Silsbee, Doug. The Mindful Coach: Seven Roles for Facilitating Leader Development (p. 148). Wiley. Kindle Edition.

The Teacher

Provides new distinctions, information, and knowledge that the client can then use to self-observe and develop a fuller picture of his or her situation and possibilities.

Challenges and stimulates the client’s thinking process by inviting the client to examine her assumptions and thinking process by pointing out, for example, where she may be making faulty inferences that go way beyond the real data or by helping the client explore the underlying values and assumptions that subconsciously guide her actions.

Explains the coaching process, theory, and models being used in order to educate the client in the very nature of development. In the short term, this serves mutuality in the coaching partnership. In the long term, the client becomes self-generative and increasingly able to author her own self-development for a lifetime.

Silsbee, Doug. The Mindful Coach: Seven Roles for Facilitating Leader Development (p. 166). Wiley. Kindle Edition.

The Guide

Encourages the client to take some action of the client’s choosing, providing impetus by nudging her toward some action. This can be particularly helpful when the client knows what she needs to do but hasn’t quite taken the plunge.

Offers options for action by sharing experience—her own and that of others—with successful approaches in related situations. This provides a possible direction, with no impetus for action.
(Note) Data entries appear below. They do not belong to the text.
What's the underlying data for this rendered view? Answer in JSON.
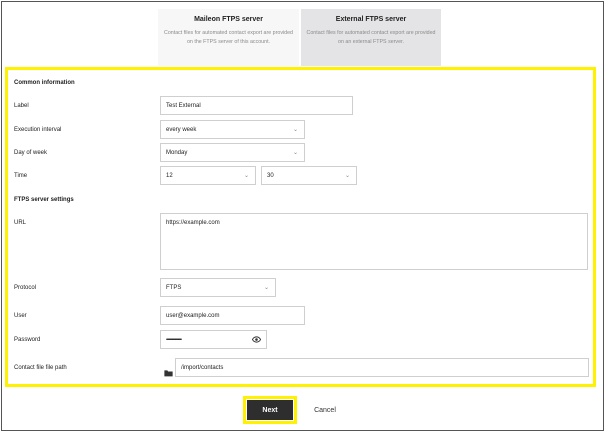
{
  "server_options": {
    "maileon": {
      "title": "Maileon FTPS server",
      "description": "Contact files for automated contact export are provided on the FTPS server of this account."
    },
    "external": {
      "title": "External FTPS server",
      "description": "Contact files for automated contact export are provided on an external FTPS server.",
      "selected": true
    }
  },
  "common": {
    "section_title": "Common information",
    "label_label": "Label",
    "label_value": "Test External",
    "interval_label": "Execution interval",
    "interval_value": "every week",
    "day_label": "Day of week",
    "day_value": "Monday",
    "time_label": "Time",
    "time_hour": "12",
    "time_minute": "30"
  },
  "ftps": {
    "section_title": "FTPS server settings",
    "url_label": "URL",
    "url_value": "https://example.com",
    "protocol_label": "Protocol",
    "protocol_value": "FTPS",
    "user_label": "User",
    "user_value": "user@example.com",
    "password_label": "Password",
    "password_value": "••••••••••••••••••••",
    "path_label": "Contact file file path",
    "path_value": "/import/contacts"
  },
  "actions": {
    "next_label": "Next",
    "cancel_label": "Cancel"
  },
  "icons": {
    "chevron": "chevron-down-icon",
    "eye": "eye-icon",
    "folder": "folder-icon"
  },
  "colors": {
    "highlight": "#fff200",
    "primary_button": "#2e2e2e",
    "selected_card": "#e4e4e6"
  }
}
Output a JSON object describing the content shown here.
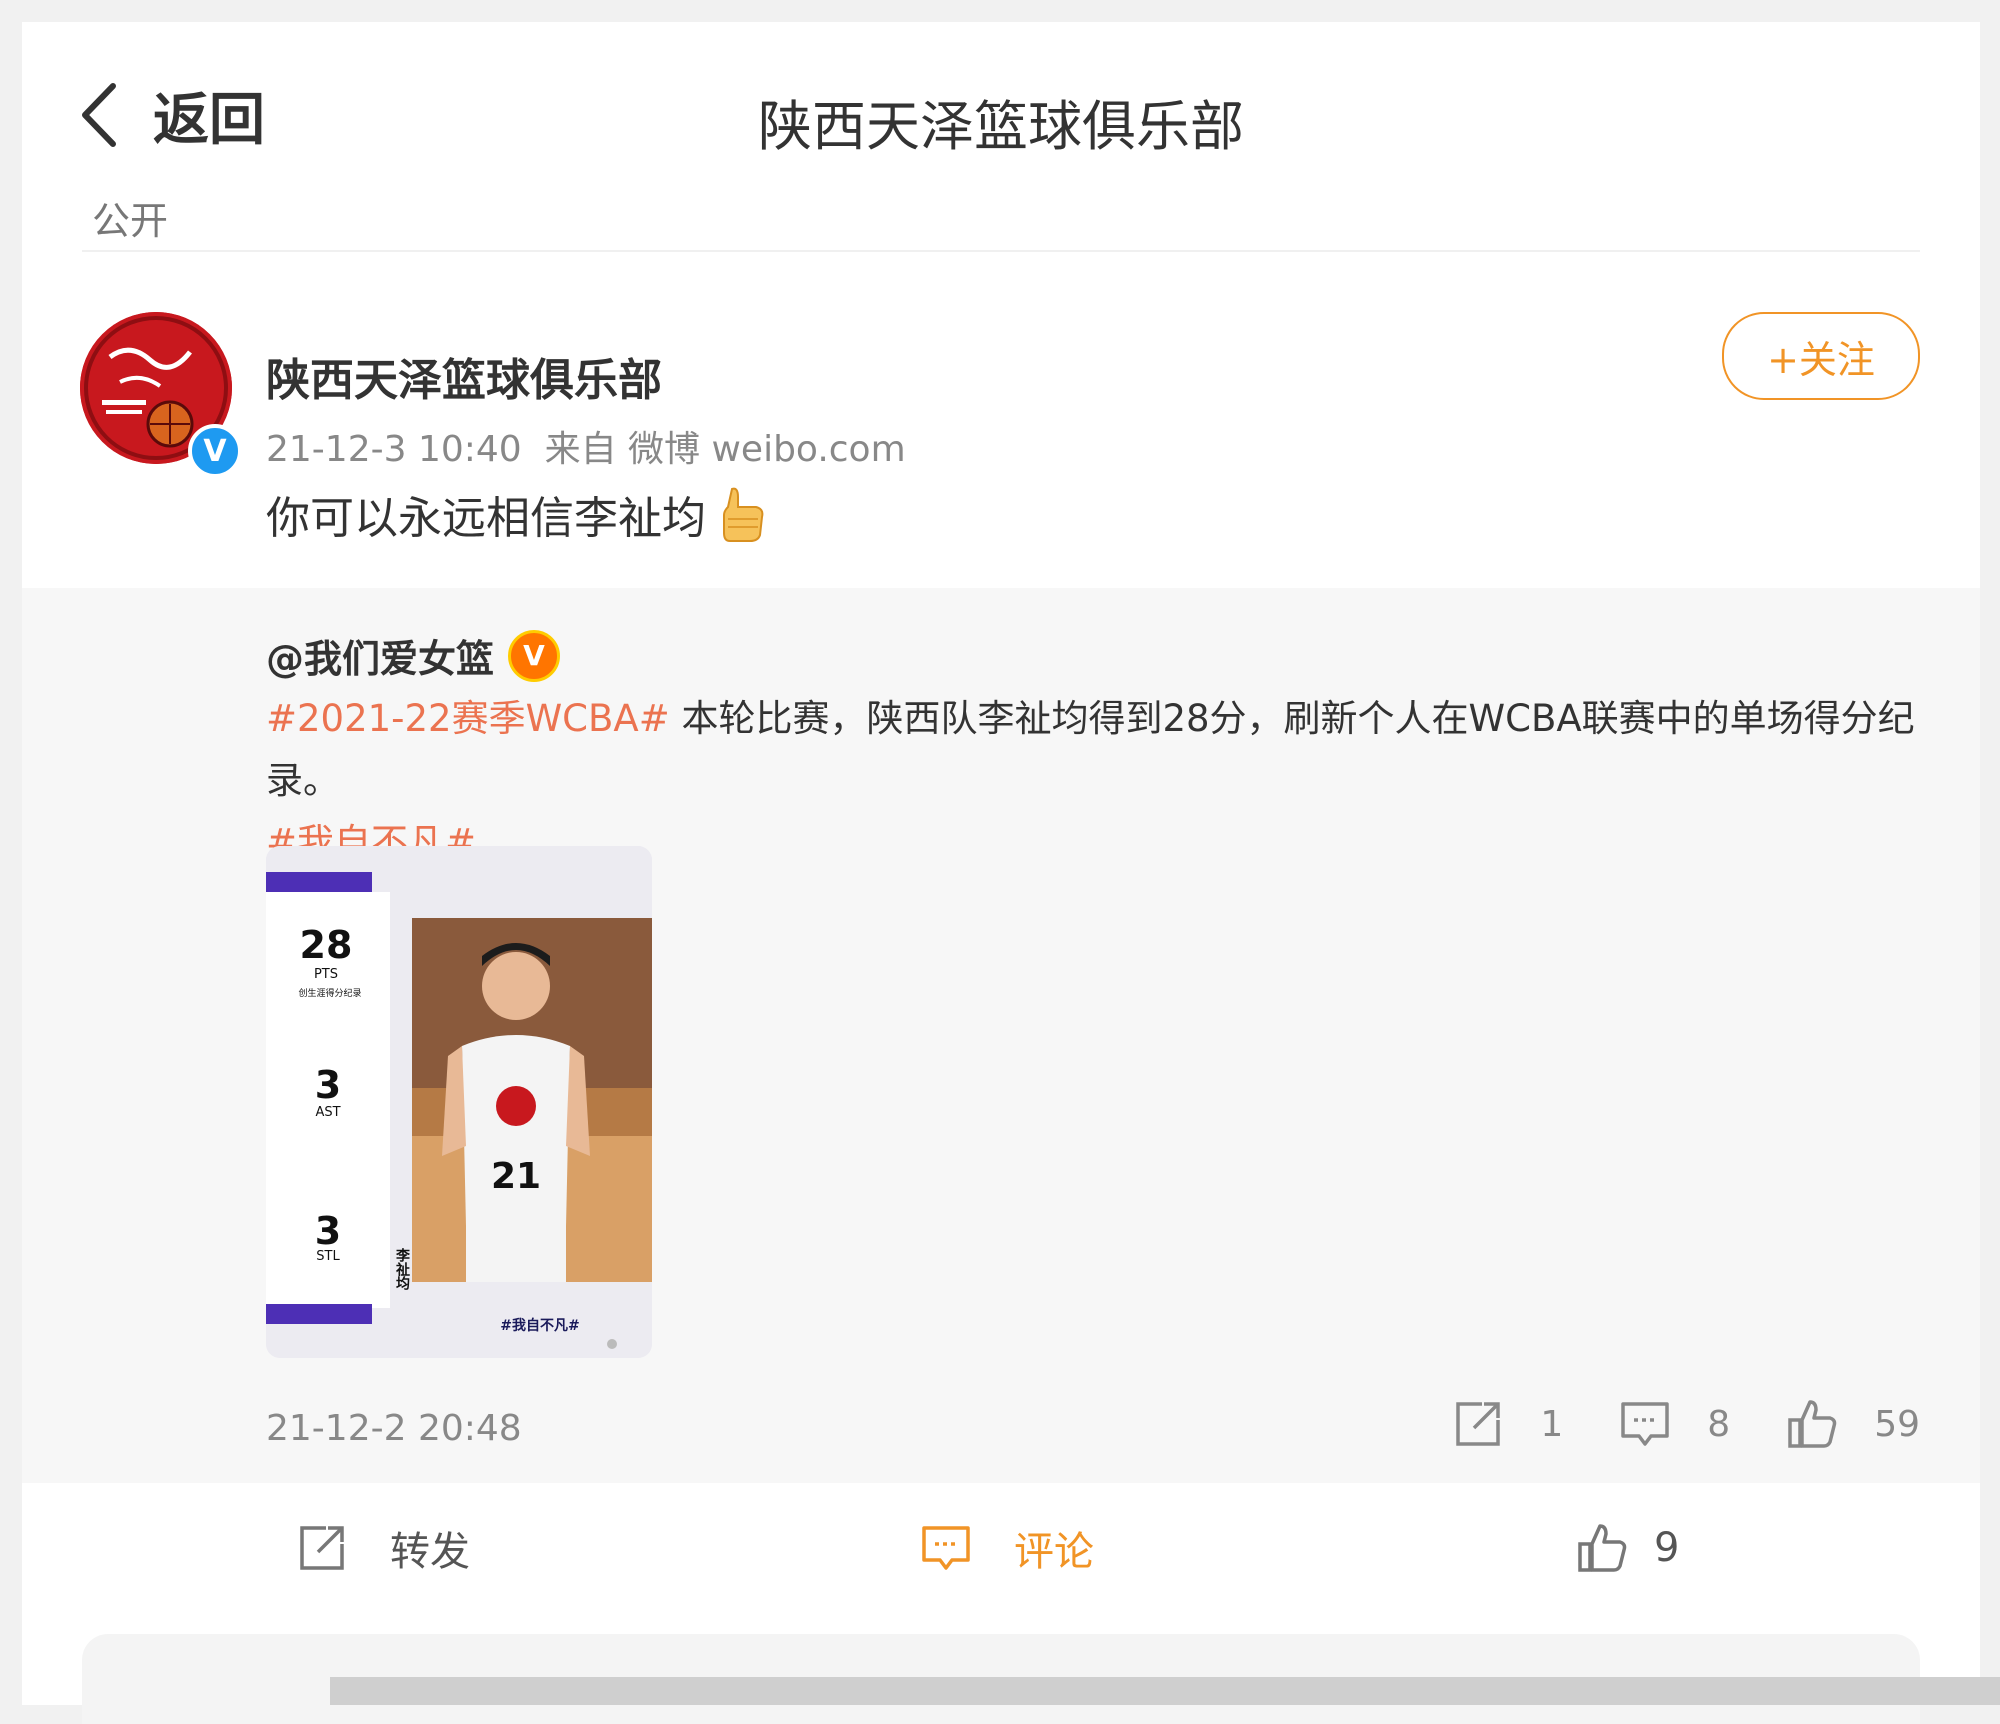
{
  "header": {
    "back_label": "返回",
    "title": "陕西天泽篮球俱乐部"
  },
  "visibility": "公开",
  "post": {
    "author": "陕西天泽篮球俱乐部",
    "timestamp": "21-12-3 10:40",
    "source": "来自 微博 weibo.com",
    "text": "你可以永远相信李祉均",
    "follow_label": "+关注",
    "verified_icon": "blue-v-verified-icon"
  },
  "retweet": {
    "author": "@我们爱女篮",
    "badge_icon": "orange-v-verified-icon",
    "hashtag1": "#2021-22赛季WCBA#",
    "body": " 本轮比赛，陕西队李祉均得到28分，刷新个人在WCBA联赛中的单场得分纪录。",
    "hashtag2": "#我自不凡#",
    "image": {
      "pts": "28",
      "pts_label": "PTS",
      "pts_note": "创生涯得分纪录",
      "ast": "3",
      "ast_label": "AST",
      "stl": "3",
      "stl_label": "STL",
      "jersey": "21",
      "name_vertical": "李祉均",
      "footer_tag": "#我自不凡#"
    },
    "timestamp": "21-12-2 20:48",
    "repost_count": "1",
    "comment_count": "8",
    "like_count": "59"
  },
  "bottom_bar": {
    "repost_label": "转发",
    "comment_label": "评论",
    "like_count": "9"
  },
  "colors": {
    "accent": "#f19426",
    "hashtag": "#eb7350",
    "verified_blue": "#1e9af1",
    "brand_red": "#c8181e"
  }
}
Recommends specific courses of action, thus providing direction and impetus. This is the most prescriptive of the three Aspects, and potentially the most problematic if the coach’s agenda comes into it.

Silsbee, Doug. The Mindful Coach: Seven Roles for Facilitating Leader Development (p. 182). Wiley. Kindle Edition.

The Contractor

Establishes clear agreements about actions at the end of each coaching conversation, so that the client has meaningful and relevant fieldwork.

Explores and resolves client doubts and hesitations by testing for fit and commitment and negotiating specifics until the client is fully committed to actions that feel realistic and achievable, given her busy life.

Follows up with client about agreed-on actions in subsequent coaching conversations, building psychological and behavioral accountability. If the client ran into difficulties, the Contractor supports the client in seeing the breakdown as an opening into a new conversation.

Silsbee, Doug. The Mindful Coach: Seven Roles for Facilitating Leader Development (pp. 199-200). Wiley. Kindle Edition.

This week, consider reading through these descriptions before your teaching day, then observe yourself non-judgmentally throughout the day. Make notes on the voices that show up in your sessions as you notice them. Just gather information.